LG Köln - 26.02.2010

Verfahrensgegenstand:

Schwerer räuberischer Diebstahl

BGH, 05.08.2010 - 2 StR 335/10

Der 2. Strafsenat des Bundesgerichtshofs hat
auf Antrag des Generalbundesanwalts und
nach Anhörung des Beschwerdeführers
am 5. August 2010
einstimmig beschlossen:

Tenor:

Die Revision des Angeklagten gegen das Urteil des Landgerichts Köln vom 26. Februar 2010 wird als unbegründet verworfen, da die Nachprüfung des Urteils auf Grund der Revisionsrechtfertigung keinen Rechtsfehler zum Nachteil des Angeklagten ergeben hat (§ 349 Abs. 2 StPO).

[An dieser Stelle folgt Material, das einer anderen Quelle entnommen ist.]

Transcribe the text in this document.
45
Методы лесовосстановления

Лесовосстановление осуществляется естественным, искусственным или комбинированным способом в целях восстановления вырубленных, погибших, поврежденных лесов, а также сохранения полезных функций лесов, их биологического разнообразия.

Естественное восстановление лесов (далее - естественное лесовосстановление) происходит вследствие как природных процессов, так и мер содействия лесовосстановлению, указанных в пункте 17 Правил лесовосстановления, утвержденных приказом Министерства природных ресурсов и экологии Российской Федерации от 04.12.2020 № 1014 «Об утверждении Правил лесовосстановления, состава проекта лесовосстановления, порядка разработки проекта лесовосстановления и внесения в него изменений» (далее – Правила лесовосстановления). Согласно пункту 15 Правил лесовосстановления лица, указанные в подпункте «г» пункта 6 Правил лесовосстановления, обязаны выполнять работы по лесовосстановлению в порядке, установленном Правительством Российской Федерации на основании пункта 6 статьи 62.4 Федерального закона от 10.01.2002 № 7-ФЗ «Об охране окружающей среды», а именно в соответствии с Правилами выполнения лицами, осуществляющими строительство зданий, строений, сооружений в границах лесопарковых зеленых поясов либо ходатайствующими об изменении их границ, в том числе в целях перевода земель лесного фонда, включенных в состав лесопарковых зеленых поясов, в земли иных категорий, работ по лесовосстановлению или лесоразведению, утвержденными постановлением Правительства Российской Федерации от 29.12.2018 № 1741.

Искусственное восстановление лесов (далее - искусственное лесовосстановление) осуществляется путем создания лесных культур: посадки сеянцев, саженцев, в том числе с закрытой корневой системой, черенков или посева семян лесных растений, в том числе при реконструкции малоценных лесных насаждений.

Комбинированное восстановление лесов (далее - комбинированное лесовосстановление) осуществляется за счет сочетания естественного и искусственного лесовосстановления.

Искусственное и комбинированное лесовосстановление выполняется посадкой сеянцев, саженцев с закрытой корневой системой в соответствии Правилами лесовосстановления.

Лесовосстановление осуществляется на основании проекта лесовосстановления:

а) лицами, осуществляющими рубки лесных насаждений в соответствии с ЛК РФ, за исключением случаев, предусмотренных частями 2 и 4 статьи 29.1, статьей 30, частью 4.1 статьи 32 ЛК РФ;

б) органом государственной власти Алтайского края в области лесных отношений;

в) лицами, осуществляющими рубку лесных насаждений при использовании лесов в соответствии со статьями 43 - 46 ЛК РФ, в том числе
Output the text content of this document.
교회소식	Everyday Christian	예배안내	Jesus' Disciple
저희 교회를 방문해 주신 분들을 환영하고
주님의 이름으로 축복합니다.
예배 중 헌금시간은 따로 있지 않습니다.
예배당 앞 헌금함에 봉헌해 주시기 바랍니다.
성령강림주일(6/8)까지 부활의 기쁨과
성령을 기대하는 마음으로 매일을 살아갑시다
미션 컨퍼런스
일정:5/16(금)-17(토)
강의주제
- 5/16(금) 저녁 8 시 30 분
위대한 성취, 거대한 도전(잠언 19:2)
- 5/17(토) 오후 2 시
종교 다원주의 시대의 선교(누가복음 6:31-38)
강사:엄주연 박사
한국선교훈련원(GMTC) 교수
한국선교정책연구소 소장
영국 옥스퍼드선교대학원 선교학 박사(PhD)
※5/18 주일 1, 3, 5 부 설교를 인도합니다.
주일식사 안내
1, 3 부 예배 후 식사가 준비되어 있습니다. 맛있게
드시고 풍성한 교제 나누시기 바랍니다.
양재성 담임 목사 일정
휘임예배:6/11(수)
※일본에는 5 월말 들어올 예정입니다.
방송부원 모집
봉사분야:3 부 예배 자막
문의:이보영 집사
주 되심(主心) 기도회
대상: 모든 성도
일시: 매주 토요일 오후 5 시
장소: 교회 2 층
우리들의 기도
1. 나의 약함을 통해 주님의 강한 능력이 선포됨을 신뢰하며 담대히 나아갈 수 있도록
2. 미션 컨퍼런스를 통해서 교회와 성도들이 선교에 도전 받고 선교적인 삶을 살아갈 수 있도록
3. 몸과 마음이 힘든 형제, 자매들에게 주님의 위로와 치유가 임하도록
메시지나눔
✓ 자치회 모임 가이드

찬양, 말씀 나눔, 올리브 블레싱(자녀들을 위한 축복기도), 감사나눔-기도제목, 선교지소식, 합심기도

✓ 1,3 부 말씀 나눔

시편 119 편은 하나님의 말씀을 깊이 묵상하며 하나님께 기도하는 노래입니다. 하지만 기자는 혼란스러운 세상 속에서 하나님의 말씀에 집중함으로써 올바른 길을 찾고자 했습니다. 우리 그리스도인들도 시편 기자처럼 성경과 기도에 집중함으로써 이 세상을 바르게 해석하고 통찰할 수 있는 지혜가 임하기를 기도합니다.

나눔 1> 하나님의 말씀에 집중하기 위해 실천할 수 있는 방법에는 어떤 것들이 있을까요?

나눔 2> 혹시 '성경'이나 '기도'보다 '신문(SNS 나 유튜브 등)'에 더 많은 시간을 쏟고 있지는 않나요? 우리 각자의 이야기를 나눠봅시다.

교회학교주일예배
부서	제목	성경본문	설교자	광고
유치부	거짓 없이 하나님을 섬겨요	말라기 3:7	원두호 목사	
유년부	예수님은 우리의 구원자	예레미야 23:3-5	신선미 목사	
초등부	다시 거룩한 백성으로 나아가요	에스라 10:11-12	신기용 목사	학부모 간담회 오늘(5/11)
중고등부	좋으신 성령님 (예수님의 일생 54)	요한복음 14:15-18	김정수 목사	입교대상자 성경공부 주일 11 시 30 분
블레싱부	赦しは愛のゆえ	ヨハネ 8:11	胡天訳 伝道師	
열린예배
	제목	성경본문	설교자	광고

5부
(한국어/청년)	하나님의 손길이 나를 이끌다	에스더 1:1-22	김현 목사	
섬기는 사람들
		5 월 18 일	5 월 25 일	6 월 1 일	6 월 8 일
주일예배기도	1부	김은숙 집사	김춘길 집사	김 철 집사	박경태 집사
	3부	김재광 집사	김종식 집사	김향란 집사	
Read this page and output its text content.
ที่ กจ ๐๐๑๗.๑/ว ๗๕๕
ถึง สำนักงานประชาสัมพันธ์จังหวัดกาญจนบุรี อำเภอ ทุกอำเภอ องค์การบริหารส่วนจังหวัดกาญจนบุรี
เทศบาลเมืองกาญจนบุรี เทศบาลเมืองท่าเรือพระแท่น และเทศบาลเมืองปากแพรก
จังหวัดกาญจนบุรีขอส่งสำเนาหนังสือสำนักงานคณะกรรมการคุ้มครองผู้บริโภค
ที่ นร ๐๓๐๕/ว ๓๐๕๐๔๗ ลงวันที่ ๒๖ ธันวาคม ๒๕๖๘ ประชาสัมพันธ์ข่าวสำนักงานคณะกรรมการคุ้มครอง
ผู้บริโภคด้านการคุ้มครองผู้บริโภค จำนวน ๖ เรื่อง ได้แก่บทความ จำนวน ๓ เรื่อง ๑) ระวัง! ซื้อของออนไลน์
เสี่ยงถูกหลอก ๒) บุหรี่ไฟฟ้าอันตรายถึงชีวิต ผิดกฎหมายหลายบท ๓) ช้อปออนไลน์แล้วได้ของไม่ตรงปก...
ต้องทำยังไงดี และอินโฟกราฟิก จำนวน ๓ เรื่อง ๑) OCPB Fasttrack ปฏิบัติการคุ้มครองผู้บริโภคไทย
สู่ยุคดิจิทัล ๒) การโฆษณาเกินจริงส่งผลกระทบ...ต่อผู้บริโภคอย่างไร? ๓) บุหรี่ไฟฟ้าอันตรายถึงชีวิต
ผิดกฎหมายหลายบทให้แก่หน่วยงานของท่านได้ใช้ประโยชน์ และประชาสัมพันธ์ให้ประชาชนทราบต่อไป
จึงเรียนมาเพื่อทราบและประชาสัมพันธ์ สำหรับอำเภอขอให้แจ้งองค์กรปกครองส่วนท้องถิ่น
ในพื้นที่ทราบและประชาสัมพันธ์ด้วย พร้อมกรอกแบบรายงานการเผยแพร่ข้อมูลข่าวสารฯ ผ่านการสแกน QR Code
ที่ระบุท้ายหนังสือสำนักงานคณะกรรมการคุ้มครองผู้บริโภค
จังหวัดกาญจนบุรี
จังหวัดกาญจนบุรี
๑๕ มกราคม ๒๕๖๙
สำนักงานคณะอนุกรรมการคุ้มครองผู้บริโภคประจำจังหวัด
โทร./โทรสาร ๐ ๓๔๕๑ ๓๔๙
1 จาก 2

Ergänzend bemerkt der Senat: Die Nichtanwendung von § 250 Abs. 2 Nr. 1 StGB im Fall des Einsatzes des Teppichmessers als Drohmittel ist rechtsfehlerhaft (vgl. BGH, NStZ-RR 2001, 41; OLG Schleswig, NStZ 2004, 212, 214). Dadurch ist der Angeklagte aber nicht beschwert.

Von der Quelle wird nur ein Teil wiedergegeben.